A blind screen of > 200 cerebrospinal fluid samples from humans showed that RT-QuIC had ~90% sensitivity and ~100% specificity as a prion disease diagnostic tool, at least for sporadic Creutzfeldt-Jakob disease [McGuire 2012]. Another (though smaller) screen suggested similar levels of accuracy for several forms of genetic prion disease, including fatal familial insomnia [Sano 2013]. That’s good news because other sCJD tests such as diffusion-weighted MRI [Vitali 2011] don’t seem to work quite as well on other prion strains (see CJD2013 highlights).

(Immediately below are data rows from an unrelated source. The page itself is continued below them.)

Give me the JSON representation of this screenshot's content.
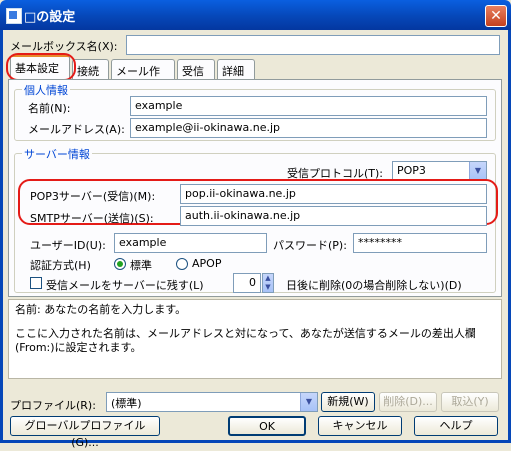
{
  "window": {
    "title": "□の設定",
    "close_glyph": "✕"
  },
  "mailbox_name": {
    "label": "メールボックス名(X):",
    "value": ""
  },
  "tabs": [
    {
      "label": "基本設定",
      "active": true
    },
    {
      "label": "接続"
    },
    {
      "label": "メール作成"
    },
    {
      "label": "受信"
    },
    {
      "label": "詳細"
    }
  ],
  "personal": {
    "legend": "個人情報",
    "name_label": "名前(N):",
    "name_value": "example",
    "email_label": "メールアドレス(A):",
    "email_value": "example@ii-okinawa.ne.jp"
  },
  "server": {
    "legend": "サーバー情報",
    "protocol_label": "受信プロトコル(T):",
    "protocol_value": "POP3",
    "pop3_label": "POP3サーバー(受信)(M):",
    "pop3_value": "pop.ii-okinawa.ne.jp",
    "smtp_label": "SMTPサーバー(送信)(S):",
    "smtp_value": "auth.ii-okinawa.ne.jp",
    "userid_label": "ユーザーID(U):",
    "userid_value": "example",
    "password_label": "パスワード(P):",
    "password_value": "********",
    "auth_label": "認証方式(H)",
    "auth_options": [
      "標準",
      "APOP"
    ],
    "leave_label": "受信メールをサーバーに残す(L)",
    "days_value": "0",
    "days_suffix": "日後に削除(0の場合削除しない)(D)"
  },
  "description": {
    "line1": "名前: あなたの名前を入力します。",
    "line2": "ここに入力された名前は、メールアドレスと対になって、あなたが送信するメールの差出人欄(From:)に設定されます。"
  },
  "profile": {
    "label": "プロファイル(R):",
    "value": "(標準)",
    "new_button": "新規(W)",
    "delete_button": "削除(D)...",
    "cancel_button": "取込(Y)"
  },
  "bottom": {
    "global_profile": "グローバルプロファイル(G)...",
    "ok": "OK",
    "cancel": "キャンセル",
    "help": "ヘルプ"
  },
  "accent": {
    "highlight": "#e41b17",
    "legend_blue": "#0046d5"
  }
}
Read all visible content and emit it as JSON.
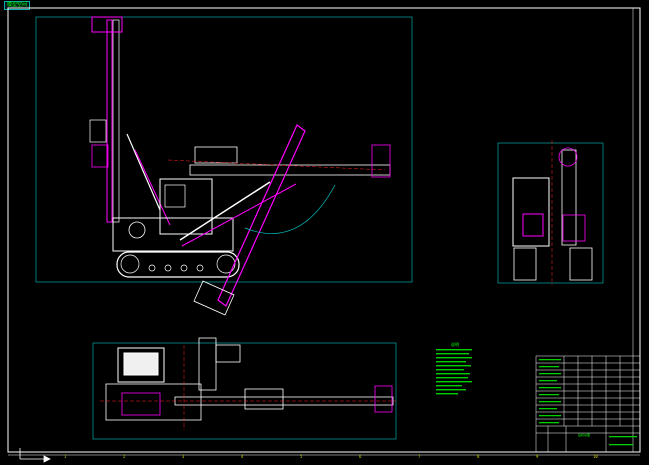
{
  "app": {
    "tab_label": "模型空间"
  },
  "notes": {
    "title": "说明"
  },
  "title_block": {
    "drawing_title": "钻机总图"
  },
  "ruler": {
    "marks": [
      "1",
      "2",
      "3",
      "4",
      "5",
      "6",
      "7",
      "8",
      "9",
      "10"
    ]
  },
  "colors": {
    "background": "#000000",
    "frame": "#ffffff",
    "cyan": "#00c8c8",
    "magenta": "#ff00ff",
    "green": "#00ff00",
    "red": "#ff2020",
    "yellow": "#e0e000"
  }
}
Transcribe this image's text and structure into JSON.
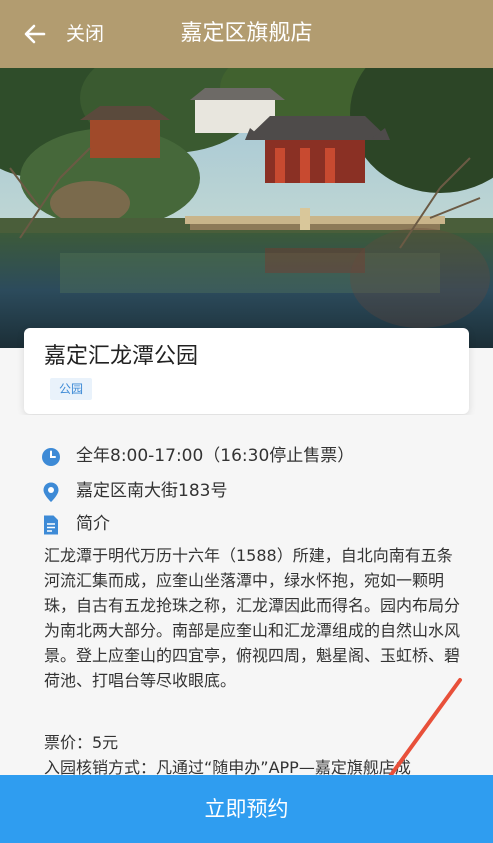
{
  "header": {
    "back_icon": "arrow-left-icon",
    "close_label": "关闭",
    "title": "嘉定区旗舰店"
  },
  "place": {
    "name": "嘉定汇龙潭公园",
    "tag": "公园"
  },
  "details": {
    "hours": "全年8:00-17:00（16:30停止售票）",
    "address": "嘉定区南大街183号",
    "intro_label": "简介",
    "description": "汇龙潭于明代万历十六年（1588）所建，自北向南有五条河流汇集而成，应奎山坐落潭中，绿水怀抱，宛如一颗明珠，自古有五龙抢珠之称，汇龙潭因此而得名。园内布局分为南北两大部分。南部是应奎山和汇龙潭组成的自然山水风景。登上应奎山的四宜亭，俯视四周，魁星阁、玉虹桥、碧荷池、打唱台等尽收眼底。",
    "price": "票价：5元",
    "verify": "入园核销方式：凡通过“随申办”APP—嘉定旗舰店成"
  },
  "footer": {
    "book_label": "立即预约"
  },
  "colors": {
    "header_bg": "#b29c70",
    "button_bg": "#2f9df0",
    "icon_blue": "#3d8ad6",
    "tag_bg": "#e9f2fb",
    "annotation_arrow": "#e8503a"
  },
  "icons": {
    "hours": "clock-icon",
    "address": "location-pin-icon",
    "intro": "document-icon"
  }
}
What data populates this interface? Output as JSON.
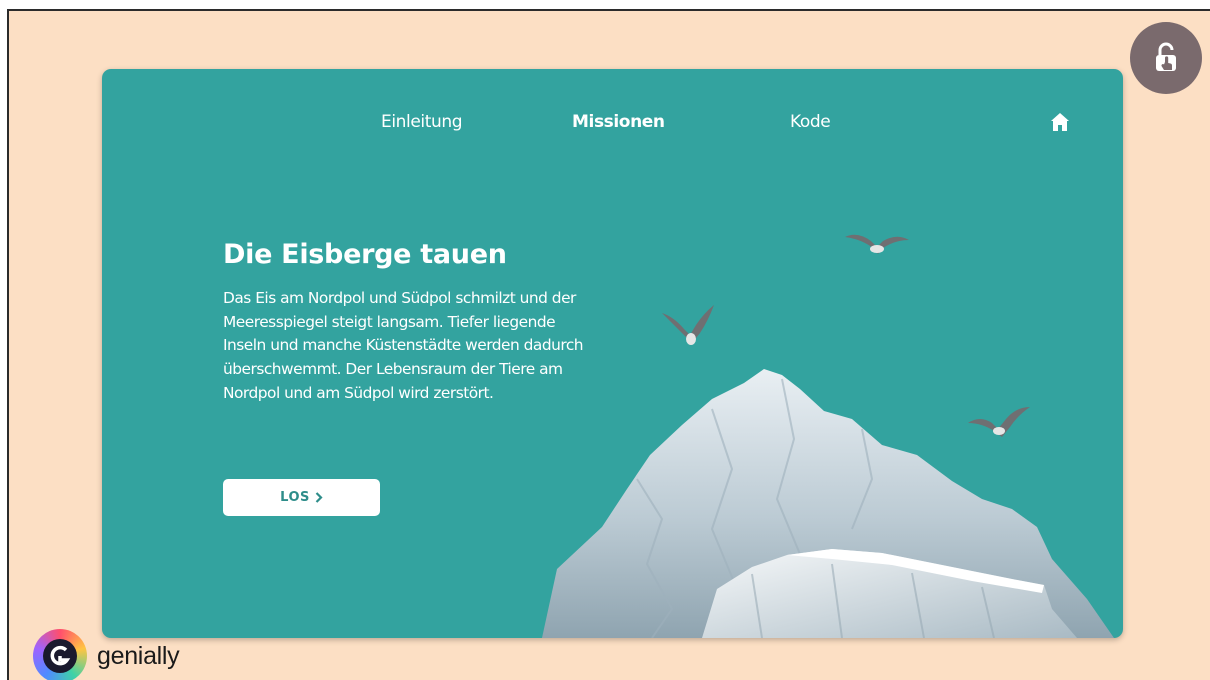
{
  "nav": {
    "items": [
      {
        "label": "Einleitung"
      },
      {
        "label": "Missionen"
      },
      {
        "label": "Kode"
      }
    ],
    "home_icon": "home-icon"
  },
  "content": {
    "title": "Die Eisberge tauen",
    "body": "Das Eis am Nordpol und Südpol schmilzt und der Meeresspiegel steigt langsam. Tiefer liegende Inseln und manche Küstenstädte werden dadurch überschwemmt. Der Lebensraum der Tiere am Nordpol und am Südpol wird zerstört.",
    "button_label": "LOS",
    "button_icon": "chevron-right-icon"
  },
  "overlay": {
    "unlock_icon": "unlock-icon"
  },
  "brand": {
    "name": "genially"
  },
  "colors": {
    "page_background": "#fcdfc4",
    "slide_background": "#33a39f",
    "button_text": "#2e8d8a",
    "unlock_button": "#7a6a6d"
  }
}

So RT-QuIC seems to be the new biochemical prion diagnostic tool we’ve been needing. At Prion2013 Valerie Sim told me that it was about to reach the clinic in Canada and that she would probably be sending patient CSF samples off to be tested within a couple of months. I haven’t heard an update on this and when I Googled I didn’t find any news articles about it yet. But the consensus at Prion2013 seemed to be that clinical use was just around the corner. Hopefully better, earlier diagnosis means earlier intervention in the next clinical trial of a treatment.

Looking forward, another hopeful area will be to determine whether any of these assays -QuIC, PMCA or something in between – can predict the strain specificity of different therapeutic molecules, a question I discussed at the end of this post. For instance, it was shown that anle138b inhibited the PMCA reaction for a wide range of different prion strains [Wagner 2013], and if this indeed turns out to be predictive of the drug’s efficacy against those strains in vivo, then years could be shaved off of drug development timelines by not bothering to do lead development and pharmacokinetics on drugs that don’t work on human prion strains.